De notre correspondante
à New York
Tout patient qui subit une intervention chirurgicale majeure sur l'abdomen présente un iléus paralytique postopératoire. Cet arrêt temporaire du transit gastro-intestinal exacerbe les nausées et les vomissements, mais, plus important encore, retarde la reprise de l'alimentation et prolonge souvent le séjour hospitalier.
Il n'y a actuellement pas de traitement pharmacologique qui permette de réduire l'iléus postopératoire. Il est principalement causé par la manipulation chirurgicale de l'intestin et la stimulation des récepteurs opioïdes par les opioïdes endogènes libérés lors du stress. Par surcroît, la morphine et les autres opioïdes thérapeutiques, fort efficaces pour soulager la douleur et par conséquent largement utilisés après la chirurgie abdominale, activent eux aussi les récepteurs opioïdes du tube digestif prolongeant l'iléus.
Taguchi (Washington University, St Louis, MO) et coll. ont tenté de savoir si l'ADL 8-2698 (Adolor, Exton, PA) peut réduire l'iléus après une intervention chirurgicale majeure sur l'abdomen. Cet agent expérimental est un puissant antagoniste des récepteurs opioïdes. Il est administré par voie orale, mais son absorption digestive est très limitée et il ne passe pas bien la barrière hémato-encéphalique.
Sans neutraliser les effets analgésiques
Des essais cliniques conduits chez des volontaires et des patients de chirurgie dentaire ont montré que l'ADL 8-2698 bloque l'inhibition du transit intestinal par les opiacés, sans neutraliser les effets analgésiques des opiacés.
Taguchi et coll. ont conduit une étude randomisée contre placebo, en double insu, chez 78 patients subissant une hystérectomie totale abdominale (n = 63) ou une colectomie subtotale (n = 15). Les patients ont reçu un comprimé de 1 mg ou de 6 mg d'ADL 8-2698 ou un comprimé d'un placebo, deux heures avant l'opération, puis deux fois par jour jusqu'à la première selle ou la sortie de l'hôpital. Les médecins ont analysé les résultats des 26 patients dans chacun des trois groupes. Tous avaient reçu des opiacés (morphine ou mespéridine) pour soulager la douleur postopératoire.
Résultat : les patients traités avec la plus grande dose d'ADL 8-2698 (6 mg) ont recouvré leur fonction gastro-intestinale plus rapidement que ceux sous placebo. Ainsi, leur première émission des gaz intestinaux est survenue en moyenne un jour plus tôt (au bout de 49 heures au lieu de 70 heures), et leur première selle a été émise un jour et demi plus tôt (au bout de 70 heures au lieu de 111 heures). Leur durée d'hospitalisation est aussi réduite d'une journée (68 heures au lieu de 91 heures).
Moins de nausées et de vomissements
L'étude confirme que l'ADL 8-2698 n'inhibe pas l'analgésie : les patients n'utilisent pas une dose plus forte d'opiacés antalgiques et ne signalent pas une douleur plus importante. De plus, les patients traités par 6 mg d'ADL 8-2698 ont présenté moins de nausées et de vomissements.

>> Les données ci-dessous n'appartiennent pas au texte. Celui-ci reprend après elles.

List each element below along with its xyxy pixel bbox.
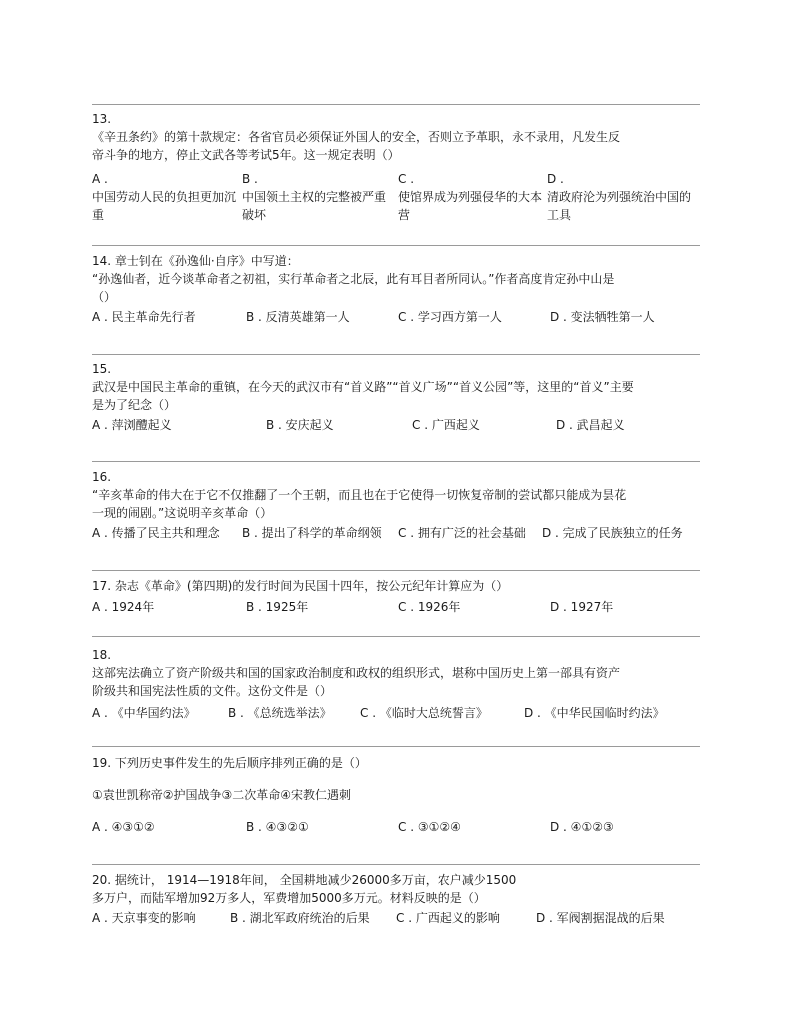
option-a[interactable]: A . 民主革命先行者 [92,310,196,324]
question-divider [92,636,700,637]
option-b[interactable]: B . 安庆起义 [266,418,334,432]
question-number: 15. [92,362,112,376]
question-stem-line: 一现的闹剧。”这说明辛亥革命（） [92,506,273,520]
question-divider [92,570,700,571]
option-letter: A . [92,172,108,186]
option-c[interactable] [398,170,546,224]
option-d[interactable]: D . 变法牺牲第一人 [550,310,655,324]
option-b[interactable]: B . 提出了科学的革命纲领 [242,526,382,540]
question-stem-line: 帝斗争的地方，停止文武各等考试5年。这一规定表明（） [92,148,400,162]
question-divider [92,245,700,246]
question-16 [92,468,700,543]
question-number: 13. [92,112,112,126]
question-stem-line: 阶级共和国宪法性质的文件。这份文件是（） [92,684,333,698]
option-c[interactable]: C . 拥有广泛的社会基础 [398,526,526,540]
question-stem-line: （） [92,290,117,304]
question-stem-line: 武汉是中国民主革命的重镇，在今天的武汉市有“首义路”“首义广场”“首义公园”等，这里的“首义”主要 [92,380,634,394]
question-stem-line: 是为了纪念（） [92,398,177,412]
question-divider [92,354,700,355]
option-text: 中国领土主权的完整被严重破坏 [242,190,387,222]
option-row [92,416,700,435]
option-letter: B . [242,172,258,186]
option-d[interactable]: D . 完成了民族独立的任务 [542,526,683,540]
option-a[interactable]: A . 传播了民主共和理念 [92,526,220,540]
option-b[interactable]: B . 湖北军政府统治的后果 [230,911,370,925]
question-number: 16. [92,470,112,484]
question-stem-line: 20. 据统计， 1914—1918年间， 全国耕地减少26000多万亩，农户减少1500 [92,873,517,887]
question-14 [92,252,700,327]
question-divider [92,864,700,865]
option-d[interactable] [547,170,695,224]
option-a[interactable]: A . 1924年 [92,600,155,614]
question-divider [92,746,700,747]
option-b[interactable]: B . 《总统选举法》 [228,706,332,720]
question-15 [92,360,700,435]
question-stem-line: 17. 杂志《革命》(第四期)的发行时间为民国十四年，按公元纪年计算应为（） [92,579,509,593]
question-18 [92,646,700,723]
option-d[interactable]: D . 《中华民国临时约法》 [524,706,665,720]
question-stem-line: 这部宪法确立了资产阶级共和国的国家政治制度和政权的组织形式，堪称中国历史上第一部具有资产 [92,666,621,680]
option-a[interactable]: A . 《中华国约法》 [92,706,196,720]
option-letter: D . [547,172,564,186]
question-stem-line: 多万户，而陆军增加92万多人，军费增加5000多万元。材料反映的是（） [92,891,486,905]
option-text: 使馆界成为列强侵华的大本营 [398,190,543,222]
option-letter: C . [398,172,415,186]
option-d[interactable]: D . 武昌起义 [556,418,625,432]
option-row [92,704,700,723]
option-row [92,909,700,928]
option-b[interactable] [242,170,390,224]
question-stem-line: 14. 章士钊在《孙逸仙·自序》中写道： [92,254,299,268]
question-stem-line: “孙逸仙者，近今谈革命者之初祖，实行革命者之北辰，此有耳目者所同认。”作者高度肯定孙中山是 [92,272,615,286]
option-c[interactable]: C . ③①②④ [398,820,461,834]
option-a[interactable]: A . 天京事变的影响 [92,911,196,925]
option-text: 中国劳动人民的负担更加沉重 [92,190,237,222]
option-b[interactable]: B . 1925年 [246,600,309,614]
question-17 [92,577,700,617]
question-stem-line: “辛亥革命的伟大在于它不仅推翻了一个王朝，而且也在于它使得一切恢复帝制的尝试都只能成为昙花 [92,488,627,502]
question-divider [92,104,700,105]
option-b[interactable]: B . 反清英雄第一人 [246,310,350,324]
option-c[interactable]: C . 广西起义的影响 [396,911,500,925]
question-13 [92,110,700,226]
option-c[interactable]: C . 广西起义 [412,418,480,432]
option-a[interactable]: A . 萍浏醴起义 [92,418,172,432]
question-19 [92,754,700,837]
option-c[interactable]: C . 《临时大总统誓言》 [360,706,488,720]
question-20 [92,871,700,928]
question-stem-line: ①袁世凯称帝②护国战争③二次革命④宋教仁遇刺 [92,788,352,802]
option-row [92,598,700,617]
option-d[interactable]: D . 军阀割据混战的后果 [536,911,665,925]
option-a[interactable]: A . ④③①② [92,820,155,834]
option-c[interactable]: C . 1926年 [398,600,461,614]
option-row [92,524,700,543]
question-number: 18. [92,648,112,662]
option-d[interactable]: D . ④①②③ [550,820,614,834]
option-row [92,818,700,837]
option-row [92,308,700,327]
option-grid [92,170,700,226]
option-c[interactable]: C . 学习西方第一人 [398,310,502,324]
question-stem-line: 19. 下列历史事件发生的先后顺序排列正确的是（） [92,756,367,770]
option-a[interactable] [92,170,240,224]
option-text: 清政府沦为列强统治中国的工具 [547,190,692,222]
question-divider [92,461,700,462]
question-stem-line: 《辛丑条约》的第十款规定：各省官员必须保证外国人的安全，否则立予革职，永不录用，凡发生反 [92,130,621,144]
option-d[interactable]: D . 1927年 [550,600,614,614]
option-b[interactable]: B . ④③②① [246,820,309,834]
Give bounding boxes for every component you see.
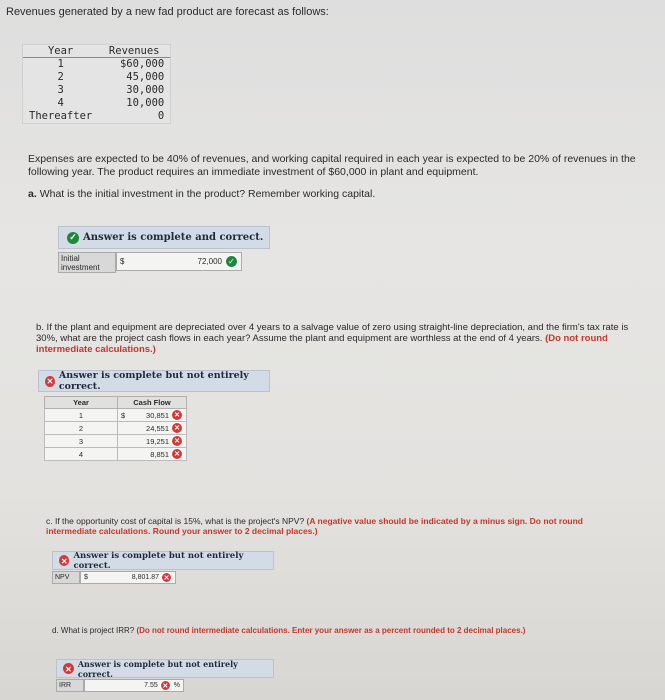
part-c-question <box>46 516 626 536</box>
cash-flow-value: 30,851 <box>146 410 169 420</box>
part-a-answer-row <box>58 252 242 273</box>
x-circle-icon: ✕ <box>171 409 183 421</box>
year-cell: 4 <box>45 448 118 461</box>
part-d-question <box>52 626 652 636</box>
part-b-question-text: b. If the plant and equipment are depreciated over 4 years to a salvage value of zero using straight-line depreciation, and the firm's tax rate is 30%, what are the project cash flows in each year? Assume the plant and equipment are worthless at the end of 4 years. <box>36 322 629 344</box>
table-row <box>23 97 170 110</box>
table-row <box>45 448 187 461</box>
year-cell: 1 <box>57 58 64 70</box>
expenses-text: Expenses are expected to be 40% of revenues, and working capital required in each year is expected to be 20% of revenues in the following year. The product requires an immediate investment of $60,000 in plant and equipment. <box>28 153 636 178</box>
irr-label: IRR <box>56 679 84 692</box>
x-circle-icon: ✕ <box>60 555 68 566</box>
cash-flow-value: 8,851 <box>150 449 169 459</box>
x-circle-icon: ✕ <box>171 435 183 447</box>
irr-value: 7.55 <box>144 682 158 689</box>
year-cell: 2 <box>45 422 118 435</box>
part-c-answer-row <box>52 571 176 584</box>
cash-flow-header: Cash Flow <box>118 397 187 409</box>
currency-symbol: $ <box>120 257 125 266</box>
cash-flow-field[interactable] <box>118 409 187 422</box>
revenue-cell: $60,000 <box>119 58 165 70</box>
part-b-note: (Do not round intermediate calculations.) <box>36 333 608 355</box>
part-b-question <box>36 322 651 355</box>
year-cell: 2 <box>57 71 64 83</box>
npv-label: NPV <box>52 571 80 584</box>
part-d-banner-text: Answer is complete but not entirely correct. <box>77 658 238 679</box>
cash-flow-value: 24,551 <box>146 423 169 433</box>
x-circle-icon: ✕ <box>171 422 183 434</box>
x-circle-icon: ✕ <box>46 376 54 386</box>
revenue-cell: 45,000 <box>126 71 165 83</box>
percent-unit: % <box>173 682 180 689</box>
table-row <box>45 435 187 448</box>
year-cell: 4 <box>57 97 64 109</box>
part-d-answer-row <box>56 679 184 692</box>
part-d-question-text: d. What is project IRR? <box>52 626 135 635</box>
initial-investment-label: Initial investment <box>58 252 116 273</box>
revenues-header: Revenues <box>98 45 170 58</box>
currency-symbol: $ <box>84 574 88 581</box>
revenue-table <box>22 44 171 124</box>
table-row <box>23 84 170 97</box>
year-cell: Thereafter <box>29 110 93 122</box>
intro-text: Revenues generated by a new fad product are forecast as follows: <box>6 6 329 18</box>
revenue-cell: 10,000 <box>126 97 165 109</box>
revenue-cell: 30,000 <box>126 84 165 96</box>
part-c-banner-text: Answer is complete but not entirely correct. <box>73 550 244 571</box>
irr-field[interactable] <box>84 679 184 692</box>
part-a-question-text: What is the initial investment in the product? Remember working capital. <box>39 188 376 200</box>
part-c-question-text: c. If the opportunity cost of capital is 15%, what is the project's NPV? <box>46 516 305 526</box>
check-icon: ✓ <box>67 232 79 244</box>
year-cell: 3 <box>45 435 118 448</box>
table-row <box>23 71 170 84</box>
table-row <box>23 110 170 123</box>
table-row <box>45 409 187 422</box>
part-b-status-banner <box>38 370 270 392</box>
npv-field[interactable] <box>80 571 176 584</box>
part-d-status-banner <box>56 659 274 678</box>
cash-flow-field[interactable] <box>118 435 187 448</box>
part-a-banner-text: Answer is complete and correct. <box>83 232 264 243</box>
npv-value: 8,801.87 <box>131 574 159 581</box>
part-a-question <box>28 188 628 201</box>
initial-investment-field[interactable] <box>116 252 242 271</box>
currency-symbol: $ <box>121 410 126 420</box>
x-circle-icon: ✕ <box>63 663 74 674</box>
year-header: Year <box>23 45 98 58</box>
part-a-prefix: a. <box>28 188 37 200</box>
initial-investment-value: 72,000 <box>197 257 222 266</box>
revenue-cell: 0 <box>157 110 165 122</box>
year-cell: 3 <box>57 84 64 96</box>
cash-flow-table <box>44 396 187 461</box>
part-c-status-banner <box>52 551 274 570</box>
cash-flow-field[interactable] <box>118 448 187 461</box>
cash-flow-value: 19,251 <box>146 436 169 446</box>
table-row <box>23 58 170 72</box>
part-b-banner-text: Answer is complete but not entirely correct. <box>58 370 249 392</box>
cash-flow-field[interactable] <box>118 422 187 435</box>
x-circle-icon: ✕ <box>161 572 172 583</box>
part-a-status-banner <box>58 226 270 249</box>
part-c-note: (A negative value should be indicated by a minus sign. Do not round intermediate calculations. Round your answer to 2 decimal places.) <box>46 516 583 536</box>
table-row <box>45 422 187 435</box>
x-circle-icon: ✕ <box>171 448 183 460</box>
check-icon: ✓ <box>225 255 238 268</box>
year-cell: 1 <box>45 409 118 422</box>
part-d-note: (Do not round intermediate calculations. Enter your answer as a percent rounded to 2 decimal places.) <box>136 626 526 635</box>
x-circle-icon: ✕ <box>160 680 171 691</box>
year-header: Year <box>45 397 118 409</box>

« Taguchi et coll. ont démontré la possibilité d'inhiber sélectivement un effet périphérique indésirable des opiacés (l'inhibition de la motricité gastro-intestinale) tout en préservant l'effet central souhaité (le soulagement de la douleur) », observe dans un éditorial le Dr Steinbrook (Boston, Massachusetts). « Une réduction d'un jour du séjour hospitalier après la chirurgie abdominale offrirait des avantages cliniques et économiques importants. » Il souligne toutefois certaines limites de l'étude, notamment le fait qu'elle porte en majorité sur des patients qui ont subi une hystérectomie par voie abdominale. Il reste à savoir quelle est l'efficacité chez des patients subissant d'autres interventions chirurgicales intra-abdominales. De plus, les patients dans l'étude n'ont pas reçu d'analgésie péridurale. Il reste à établir si l'association d'ADL 8-2698 et d'analgésie péridurale est sûre ou bénéfique.
« New England Journal of Medicine », 27 septembre 2001, pp. 935 et 988.